By the nature of the problem you have to store some kind of a list of tokens. Either a black list as with JWTs or a white list as with classic session tokens. There is no way around it. This makes both approaches practically the same.
One can argue that the black list will in general be shorter than the white list, but in a case of a serious attack, would it really be so?
I am afraid that the community will now abandon JWTs and move to biscuits, macaroons, buns and meringues as they did with classic session tokens, throwing away the tools and security practices.
I guess DDOS attacks - if we're checking the session ID on every request then that's a potential attack if you just make up uuids and throw them at the server.
But JWT's themselves are an attack vector, surely? If there's any mistake in the encryption (or any vulnerability in the libraries used) then this is a door open very wide indeed.
The beauty of session IDs is the simplicity of it - very few moving parts, so very few opportunities for mischief. JWTs seem to be the opposite: lots of moving parts, lots of opportunities.

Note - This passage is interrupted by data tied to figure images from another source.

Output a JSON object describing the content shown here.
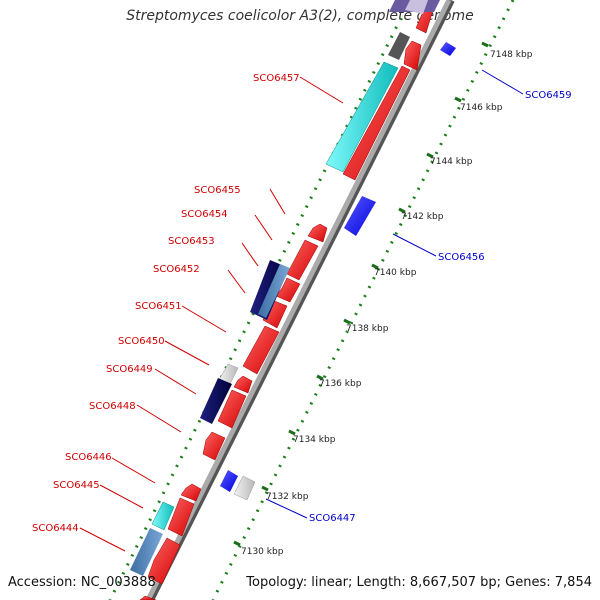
{
  "title": "Streptomyces coelicolor A3(2), complete genome",
  "footer": {
    "accession": "Accession: NC_003888",
    "summary": "Topology: linear; Length: 8,667,507 bp; Genes: 7,854"
  },
  "kbp_ticks": [
    "7130 kbp",
    "7132 kbp",
    "7134 kbp",
    "7136 kbp",
    "7138 kbp",
    "7140 kbp",
    "7142 kbp",
    "7144 kbp",
    "7146 kbp",
    "7148 kbp"
  ],
  "gene_labels_red": [
    "SCO6457",
    "SCO6455",
    "SCO6454",
    "SCO6453",
    "SCO6452",
    "SCO6451",
    "SCO6450",
    "SCO6449",
    "SCO6448",
    "SCO6446",
    "SCO6445",
    "SCO6444"
  ],
  "gene_labels_blue": [
    "SCO6459",
    "SCO6456",
    "SCO6447"
  ],
  "colors": {
    "label_red": "#d00000",
    "label_blue": "#0000cc",
    "gene_red": "#ff1a1a",
    "gene_blue": "#1a1aff",
    "cyan": "#22cccc",
    "navy": "#00005f",
    "tick_green": "#1a7f1a",
    "axis_gray": "#888888"
  }
}
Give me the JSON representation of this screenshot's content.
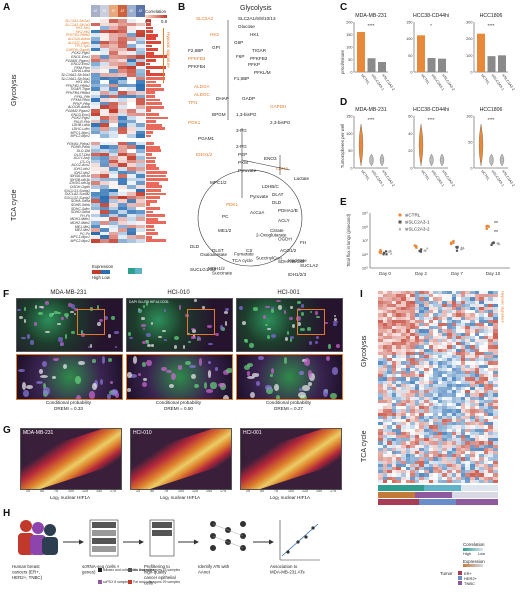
{
  "panels": {
    "A": "A",
    "B": "B",
    "C": "C",
    "D": "D",
    "E": "E",
    "F": "F",
    "G": "G",
    "H": "H",
    "I": "I"
  },
  "panelA": {
    "col_headers": [
      "AT MA",
      "AT MB",
      "AT ME",
      "AT MF",
      "AT ME",
      "AT MB"
    ],
    "correlation_label": "Correlation",
    "correlation_ticks": [
      "0.4",
      "0.8"
    ],
    "hypoxic_label": "Hypoxic signature",
    "section_glycolysis": "Glycolysis",
    "section_tca": "TCA cycle",
    "expression_label": "Expression",
    "expression_ticks": [
      "High",
      "Low"
    ],
    "glycolysis_genes": [
      "SLC2A1-Slc2a1",
      "SLC2A3-Slc2a3",
      "HK1-Hk1",
      "HK2-Hk2",
      "PFKFB3-Pfkfb3",
      "ALDOA-Aldoa",
      "ALDOC-Aldoc",
      "TPI1-Tpi1",
      "GAPDH-Gapdh",
      "PGK1-Pgk1",
      "ENO1-Eno1",
      "PGAM1-Pgam1",
      "ENO2-Eno2",
      "PKM-Pkm",
      "LDHA-Ldha",
      "SLC16A3-Slc16a3",
      "SLC16A1-Slc16a1",
      "HK1-Hk1",
      "PFKFB2-Pfkfb2",
      "TIGAR-Tigar",
      "PFKFB4-Pfkfb4",
      "PFKL-Pfkl",
      "PFKM-Pfkm",
      "PFKP-Pfkp",
      "ALDOB-Aldob",
      "PGAM2-Pgam2",
      "ENO3-Eno3",
      "PGK2-Pgk2",
      "PKLR-Pklr",
      "LDHB-Ldhb",
      "LDHC-Ldhc",
      "MPC1-Mpc1",
      "MPC2-Mpc2"
    ],
    "tca_genes": [
      "PDHA1-Pdha1",
      "PDHB-Pdhb",
      "DLD-Dld",
      "DLST-Dlst",
      "ACLY-Acly",
      "CS-Cs",
      "ACO2-Aco2",
      "IDH1-Idh1",
      "IDH2-Idh2",
      "IDH3A-Idh3a",
      "IDH3B-Idh3b",
      "IDH3G-Idh3g",
      "OGDH-Ogdh",
      "SUCLG1-Suclg1",
      "SUCLA2-Sucla2",
      "SUCLG2-Suclg2",
      "SDHA-Sdha",
      "SDHB-Sdhb",
      "SDHC-Sdhc",
      "SDHD-Sdhd",
      "FH-Fh",
      "MDH1-Mdh1",
      "MDH2-Mdh2",
      "ME1-Me1",
      "ME2-Me2",
      "PC-Pc",
      "MPC1-Mpc1",
      "MPC2-Mpc2"
    ]
  },
  "panelB": {
    "title": "Glycolysis",
    "nodes": [
      "SLC2A3",
      "SLC2A1/6/8/10/13",
      "Glucose",
      "HK2",
      "HK1",
      "G6P",
      "GPI",
      "F2,6BP",
      "PFKFB3",
      "F6P",
      "TIGAR",
      "PFKFB2",
      "PFKP",
      "PFKFB4",
      "PFKL/M",
      "F1,6BP",
      "ALDOA",
      "ALDOC",
      "TPI1",
      "DHAP",
      "GADP",
      "GAPDH",
      "BPGM",
      "1,3-bisPG",
      "PGK1",
      "2,3-bisPG",
      "3-PG",
      "PGAM1",
      "2-PG",
      "ENO1/2",
      "PEP",
      "PKM",
      "ENO3",
      "Pyruvate",
      "LDHA",
      "Lactate",
      "MPC1/2",
      "LDHB/C",
      "Pyruvate",
      "DLAT",
      "PDK1",
      "DLD",
      "PDHA1/B",
      "AcCoA",
      "ACLY",
      "PC",
      "ME1/2",
      "Citrate",
      "CS",
      "ACO1/2",
      "Oxaloacetate",
      "Isocitrate",
      "MDH1/2",
      "TCA cycle",
      "IDH1/2/3",
      "Malate",
      "IDH3A/B/G",
      "2-Oxoglutarate",
      "OGDH",
      "FH",
      "DLD",
      "DLST",
      "Fumarate",
      "SuccinylCoA",
      "SDHA/B/C/D",
      "SUCLA2",
      "SUCLG1/G2",
      "Succinate"
    ]
  },
  "panelC": {
    "titles": [
      "MDA-MB-231",
      "HCC38-CD44hi",
      "HCC1806"
    ],
    "ylabel": "pmol/minute",
    "yticks": [
      [
        "0",
        "50",
        "100",
        "150",
        "200"
      ],
      [
        "0",
        "50",
        "100",
        "150"
      ],
      [
        "0",
        "100",
        "200",
        "300"
      ]
    ],
    "sig": [
      "****",
      "****",
      "*",
      "****",
      "****",
      "****",
      "****"
    ],
    "xlabels": [
      "siCTRL",
      "siSLC2A3-1",
      "siSLC2A3-2"
    ],
    "chart_data": [
      {
        "type": "bar",
        "title": "MDA-MB-231",
        "categories": [
          "siCTRL",
          "siSLC2A3-1",
          "siSLC2A3-2"
        ],
        "values": [
          160,
          55,
          40
        ],
        "ylim": [
          0,
          200
        ]
      },
      {
        "type": "bar",
        "title": "HCC38-CD44hi",
        "categories": [
          "siCTRL",
          "siSLC2A3-1",
          "siSLC2A3-2"
        ],
        "values": [
          110,
          42,
          40
        ],
        "ylim": [
          0,
          150
        ]
      },
      {
        "type": "bar",
        "title": "HCC1806",
        "categories": [
          "siCTRL",
          "siSLC2A3-1",
          "siSLC2A3-2"
        ],
        "values": [
          230,
          95,
          100
        ],
        "ylim": [
          0,
          300
        ]
      }
    ]
  },
  "panelD": {
    "titles": [
      "MDA-MB-231",
      "HCC38-CD44hi",
      "HCC1806"
    ],
    "ylabel": "Tumorspheres per well",
    "yticks": [
      [
        "0",
        "50",
        "100",
        "150"
      ],
      [
        "0",
        "20",
        "40",
        "60"
      ],
      [
        "0",
        "50",
        "100"
      ]
    ],
    "sig": [
      "****",
      "****",
      "****",
      "****",
      "****"
    ],
    "xlabels": [
      "siCTRL",
      "siSLC2A3-1",
      "siSLC2A3-2"
    ]
  },
  "panelE": {
    "legend": [
      "siCTRL",
      "siSLC2A3-1",
      "siSLC2A3-2"
    ],
    "ylabel": "Total flux in lungs (p/second)",
    "yticks": [
      "10⁵",
      "10⁶",
      "10⁷",
      "10⁸",
      "10⁹"
    ],
    "xticks": [
      "Day 0",
      "Day 2",
      "Day 7",
      "Day 10"
    ],
    "sig": [
      "**",
      "**"
    ],
    "chart_data": {
      "type": "scatter",
      "x": [
        "Day 0",
        "Day 2",
        "Day 7",
        "Day 10"
      ],
      "series": [
        {
          "name": "siCTRL",
          "values": [
            1500000.0,
            4000000.0,
            8000000.0,
            90000000.0
          ]
        },
        {
          "name": "siSLC2A3-1",
          "values": [
            1400000.0,
            2000000.0,
            2500000.0,
            6000000.0
          ]
        },
        {
          "name": "siSLC2A3-2",
          "values": [
            1300000.0,
            2000000.0,
            2400000.0,
            5000000.0
          ]
        }
      ]
    }
  },
  "panelF": {
    "titles": [
      "MDA-MB-231",
      "HCI-010",
      "HCI-001"
    ],
    "channel_caption": "DAPI GLUT3 HIF1A CD31",
    "cond_prob": [
      "Conditional probability\nDREMI = 0.33",
      "Conditional probability\nDREMI = 0.50",
      "Conditional probability\nDREMI = 0.27"
    ]
  },
  "panelG": {
    "titles": [
      "MDA-MB-231",
      "HCI-010",
      "HCI-001"
    ],
    "ylabel": "Log₂ GLUT3",
    "xlabel": "Log₂ nuclear HIF1A",
    "xticks": [
      "25",
      "50",
      "75",
      "100",
      "125",
      "150",
      "175"
    ]
  },
  "panelH": {
    "steps": [
      "Human breast cancers (ER+, HER2+, TNBC)",
      "scRNA-seq (cells × genes)",
      "Prefiltering to high-quality cancer epithelial cells",
      "Identify ATs with AAnet",
      "Association to MDA-MB-231 ATs"
    ],
    "legend_rows": [
      "Bassez and colleagues 8 samples",
      "Wu and colleagues 15 samples",
      "scPDX 8 samples",
      "Pal and colleagues 29 samples"
    ]
  },
  "panelI": {
    "section_glycolysis": "Glycolysis",
    "section_tca": "TCA cycle",
    "hypoxic_label": "Hypoxic signature",
    "legend": {
      "correlation": "Correlation",
      "expression": "Expression",
      "tumor": "Tumor",
      "high": "High",
      "low": "Low",
      "tumor_types": [
        "ER+",
        "HER2+",
        "TNBC"
      ]
    }
  },
  "colors": {
    "orange": "#E37A2A",
    "hi": "#C23A2A",
    "lo": "#2B6FB3",
    "bar": "#8a8a8a",
    "violin": "#E8893A",
    "tnbc": "#2e9e8f",
    "er": "#5fb3c9",
    "her2": "#8e5a9c"
  }
}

Comparing to session IDs, you have no way to know if an unique id is bogus or not. You have to check from a list, be it a cache or a database. This limits the scalability of the solution. I'm not an expert, but AFAIK JWT verifier can be stationed on the edge of the application network, and I have not checked this but I suspect they can even make a hardware solution for those kind of activity. That's definitely a big reduction of attack surface in terms of DDOS.
IMO JWT doesn't have that many moving parts. Encryption parameters are handled by libraries according to tested standards. The only real thing you need to do is to keep your private key safe.